The 2010 Summer Academy on Social Vulnerability organized by UNU-EHS and MRF took place from 25 to 31 July in Hohenkammer, Germany. Twenty PhD researchers from 13 countries and experts from UNHCR, IOM, the European Commission and Council of Europe convened to address the key issues and gaps in protection for environmentally induced migrants.

This Summer Academy prepared a synthesis of the frames and recommendations to assist in climate change migration through a series of working groups and expert roundtables.

In the light of the increasing problems and protection gaps in the area of environmental migration, the Academy participants recommend the policymakers to create adequate legal frameworks. These include complete mechanisms for transparency: for instance, the Guiding Principles on Internally Displaced Persons should cover those affected by climate change and at the national level,  resettlement policies need to be explicitly drawn. They must be posted to the public so that notice of these plans is easily available and open for local inputs. They should also include alternative plans for those who chose to remain. Participants also recommend that a responsible party for migration issues at the national level should be established to coordinate issues related to environmentally induced migration. Among other policy solutions, participants propose the adequate assessment of social, cultural and environmental impact indicators within every vulnerable community, as well as in potential resettlement sites. Professionalization of resettlement personnel to assist the responsible party at the government level is necessary. Only then their endeavours of resettlement preparedness in the long and short term can be successful. Furthermore, they should be able to cultivate local, cultural knowledge which is imperative for success. Developing synergies between disaster risk reduction, climate change adaptation and development is a further component of efficient resettlement policy.

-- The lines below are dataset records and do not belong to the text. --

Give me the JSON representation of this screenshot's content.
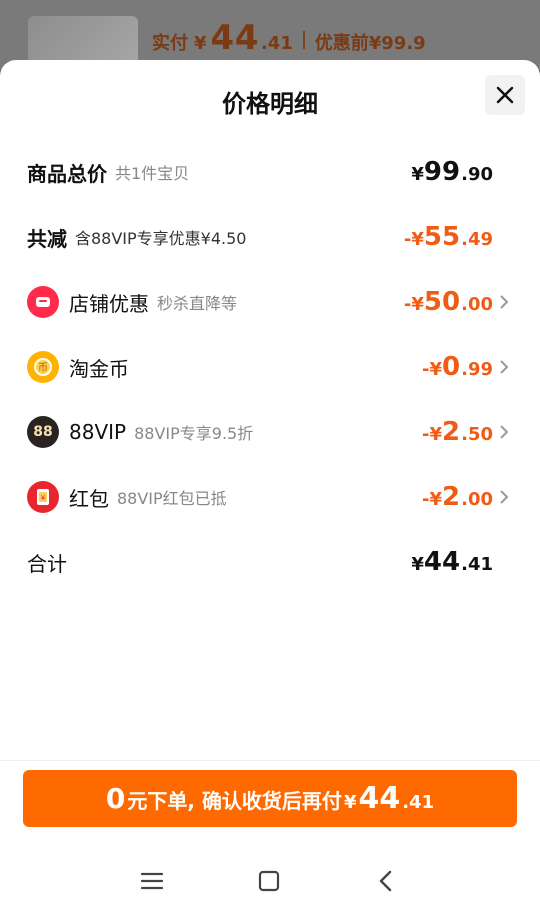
{
  "top_summary": {
    "label": "实付",
    "currency": "¥",
    "amount_int": "44",
    "amount_dec": ".41",
    "before_label": "优惠前¥99.9"
  },
  "sheet": {
    "title": "价格明细",
    "close_icon": "close-icon"
  },
  "rows": {
    "total": {
      "title": "商品总价",
      "sub": "共1件宝贝",
      "pre": "¥",
      "int": "99",
      "dec": ".90"
    },
    "reduce": {
      "title": "共减",
      "sub": "含88VIP专享优惠¥4.50",
      "pre": "-¥",
      "int": "55",
      "dec": ".49"
    },
    "shop": {
      "title": "店铺优惠",
      "sub": "秒杀直降等",
      "pre": "-¥",
      "int": "50",
      "dec": ".00",
      "icon": "shop-discount-icon"
    },
    "coins": {
      "title": "淘金币",
      "sub": "",
      "pre": "-¥",
      "int": "0",
      "dec": ".99",
      "icon": "gold-coin-icon"
    },
    "vip": {
      "title": "88VIP",
      "sub": "88VIP专享9.5折",
      "pre": "-¥",
      "int": "2",
      "dec": ".50",
      "icon": "88-badge-icon",
      "badge_text": "88"
    },
    "redpacket": {
      "title": "红包",
      "sub": "88VIP红包已抵",
      "pre": "-¥",
      "int": "2",
      "dec": ".00",
      "icon": "red-packet-icon"
    },
    "sum": {
      "title": "合计",
      "pre": "¥",
      "int": "44",
      "dec": ".41"
    }
  },
  "pay_button": {
    "zero": "0",
    "text": "元下单, 确认收货后再付",
    "yen": "¥",
    "int": "44",
    "dec": ".41"
  },
  "nav": {
    "menu_icon": "menu-icon",
    "home_icon": "home-square-icon",
    "back_icon": "back-chevron-icon"
  },
  "colors": {
    "accent": "#ff6a00",
    "discount_text": "#f05c16",
    "shop_icon_red": "#ff2b4a",
    "coin_yellow": "#ffb300",
    "vip_dark": "#2a2321",
    "redpacket_red": "#e8262e"
  }
}
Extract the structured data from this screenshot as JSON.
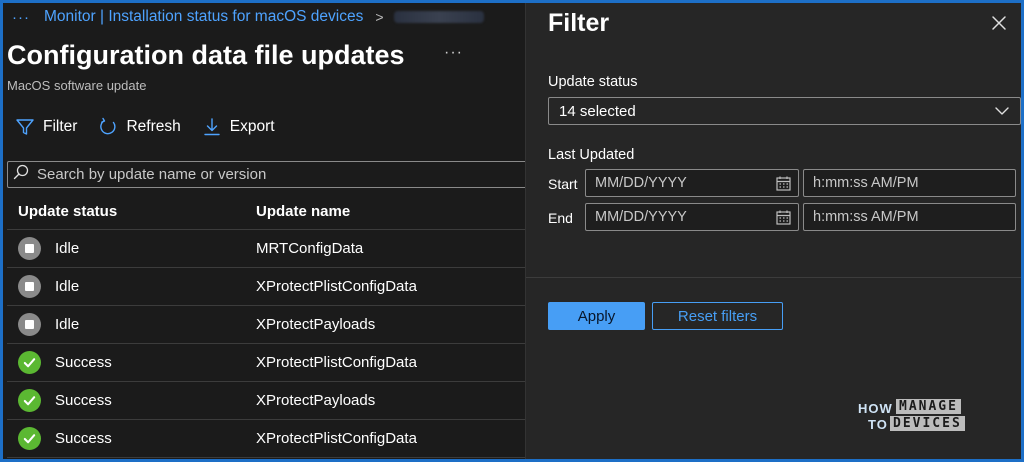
{
  "breadcrumb": {
    "more": "···",
    "link": "Monitor | Installation status for macOS devices",
    "separator": ">"
  },
  "page": {
    "title": "Configuration data file updates",
    "more": "···",
    "subtitle": "MacOS software update"
  },
  "toolbar": {
    "filter_label": "Filter",
    "refresh_label": "Refresh",
    "export_label": "Export"
  },
  "search": {
    "placeholder": "Search by update name or version",
    "value": ""
  },
  "grid": {
    "columns": [
      "Update status",
      "Update name"
    ],
    "rows": [
      {
        "status": "Idle",
        "status_icon": "idle-icon",
        "name": "MRTConfigData"
      },
      {
        "status": "Idle",
        "status_icon": "idle-icon",
        "name": "XProtectPlistConfigData"
      },
      {
        "status": "Idle",
        "status_icon": "idle-icon",
        "name": "XProtectPayloads"
      },
      {
        "status": "Success",
        "status_icon": "checkmark-icon",
        "name": "XProtectPlistConfigData"
      },
      {
        "status": "Success",
        "status_icon": "checkmark-icon",
        "name": "XProtectPayloads"
      },
      {
        "status": "Success",
        "status_icon": "checkmark-icon",
        "name": "XProtectPlistConfigData"
      }
    ]
  },
  "filter_pane": {
    "title": "Filter",
    "update_status_label": "Update status",
    "update_status_value": "14 selected",
    "last_updated_label": "Last Updated",
    "start_label": "Start",
    "end_label": "End",
    "date_placeholder": "MM/DD/YYYY",
    "time_placeholder": "h:mm:ss AM/PM",
    "apply_label": "Apply",
    "reset_label": "Reset filters"
  },
  "watermark": {
    "how": "HOW",
    "to": "TO",
    "manage": "MANAGE",
    "devices": "DEVICES"
  },
  "colors": {
    "accent": "#479ef5",
    "link": "#4ea3ff",
    "success": "#5bb832",
    "idle": "#8a8a8a",
    "frame": "#1d6fc7"
  }
}
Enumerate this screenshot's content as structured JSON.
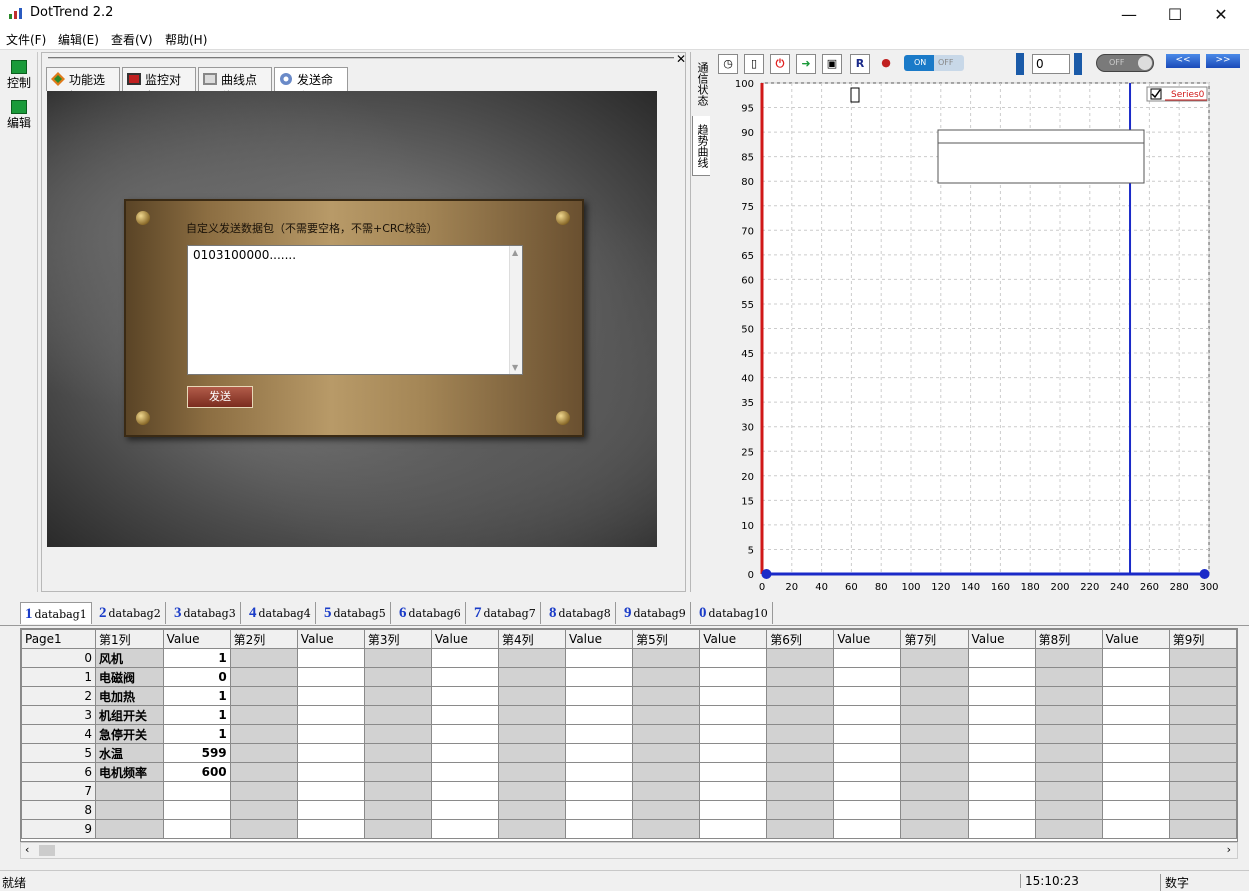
{
  "window": {
    "title": "DotTrend 2.2",
    "minimize": "—",
    "maximize": "☐",
    "close": "✕"
  },
  "menu": [
    "文件(F)",
    "编辑(E)",
    "查看(V)",
    "帮助(H)"
  ],
  "left_nav": {
    "control": "控制",
    "edit": "编辑"
  },
  "tabs": [
    "功能选择",
    "监控对象",
    "曲线点位",
    "发送命令"
  ],
  "send_panel": {
    "label": "自定义发送数据包（不需要空格，不需+CRC校验）",
    "payload": "0103100000.......",
    "send_button": "发送"
  },
  "vertical_tabs": [
    "通信状态",
    "趋势曲线"
  ],
  "toolbar": {
    "on_label": "ON",
    "off_label": "OFF",
    "spin_value": "0",
    "prev_label": "<<",
    "next_label": ">>",
    "r_label": "R"
  },
  "chart_data": {
    "type": "line",
    "series": [
      {
        "name": "Series0",
        "values": []
      }
    ],
    "xlim": [
      0,
      300
    ],
    "ylim": [
      0,
      100
    ],
    "xticks": [
      0,
      20,
      40,
      60,
      80,
      100,
      120,
      140,
      160,
      180,
      200,
      220,
      240,
      260,
      280,
      300
    ],
    "yticks": [
      0,
      5,
      10,
      15,
      20,
      25,
      30,
      35,
      40,
      45,
      50,
      55,
      60,
      65,
      70,
      75,
      80,
      85,
      90,
      95,
      100
    ],
    "cursor_x": 247,
    "grid": true,
    "legend": "top-right"
  },
  "databags": [
    "databag1",
    "databag2",
    "databag3",
    "databag4",
    "databag5",
    "databag6",
    "databag7",
    "databag8",
    "databag9",
    "databag10"
  ],
  "databag_nums": [
    "1",
    "2",
    "3",
    "4",
    "5",
    "6",
    "7",
    "8",
    "9",
    "0"
  ],
  "grid": {
    "corner": "Page1",
    "columns": [
      "第1列",
      "Value",
      "第2列",
      "Value",
      "第3列",
      "Value",
      "第4列",
      "Value",
      "第5列",
      "Value",
      "第6列",
      "Value",
      "第7列",
      "Value",
      "第8列",
      "Value",
      "第9列"
    ],
    "rows": [
      {
        "idx": "0",
        "name": "风机",
        "value": "1"
      },
      {
        "idx": "1",
        "name": "电磁阀",
        "value": "0"
      },
      {
        "idx": "2",
        "name": "电加热",
        "value": "1"
      },
      {
        "idx": "3",
        "name": "机组开关",
        "value": "1"
      },
      {
        "idx": "4",
        "name": "急停开关",
        "value": "1"
      },
      {
        "idx": "5",
        "name": "水温",
        "value": "599"
      },
      {
        "idx": "6",
        "name": "电机频率",
        "value": "600"
      },
      {
        "idx": "7",
        "name": "",
        "value": ""
      },
      {
        "idx": "8",
        "name": "",
        "value": ""
      },
      {
        "idx": "9",
        "name": "",
        "value": ""
      }
    ]
  },
  "status": {
    "left": "就绪",
    "time": "15:10:23",
    "mode": "数字"
  }
}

In the context of climate-induced international migration two broad strategies are thinkable: adaptation on the one hand and protection on the other hand to address the needs of migrants, destination and source countries in the face of climate change. States should offer the most vulnerable communities new opportunities to migrate legally and voluntarily to establish alternative livelihoods through circular labour migration schemes. In addition, national governments should establish a temporary relocation scheme to address the fact that some migration or displacement across borders is inevitable due to the impacts of climate change. Such a scheme would offer new protection frameworks for those who are displaced by fast and/or the slow onset climate change, and who have no opportunity to relocate in their home country and/or cannot return. It would also seek to reduce irregular migration by providing temporary legal avenues for those most critically affected, and to assist countries with potential mass displacement across borders. States should also extend the stay of deportation for irregular migrants who cannot return to their home country due to climate change and where no internal flight alternative is possible or survival is threatened due to vulnerability. Lastly, states should consider the establishment of a new legal status akin to asylum under refugee law for those fleeing environmental disaster. 

The outcomes of the academy will be integrated into climate negotiations through UNU side events at the climate talks and fed into various policy relevant processes.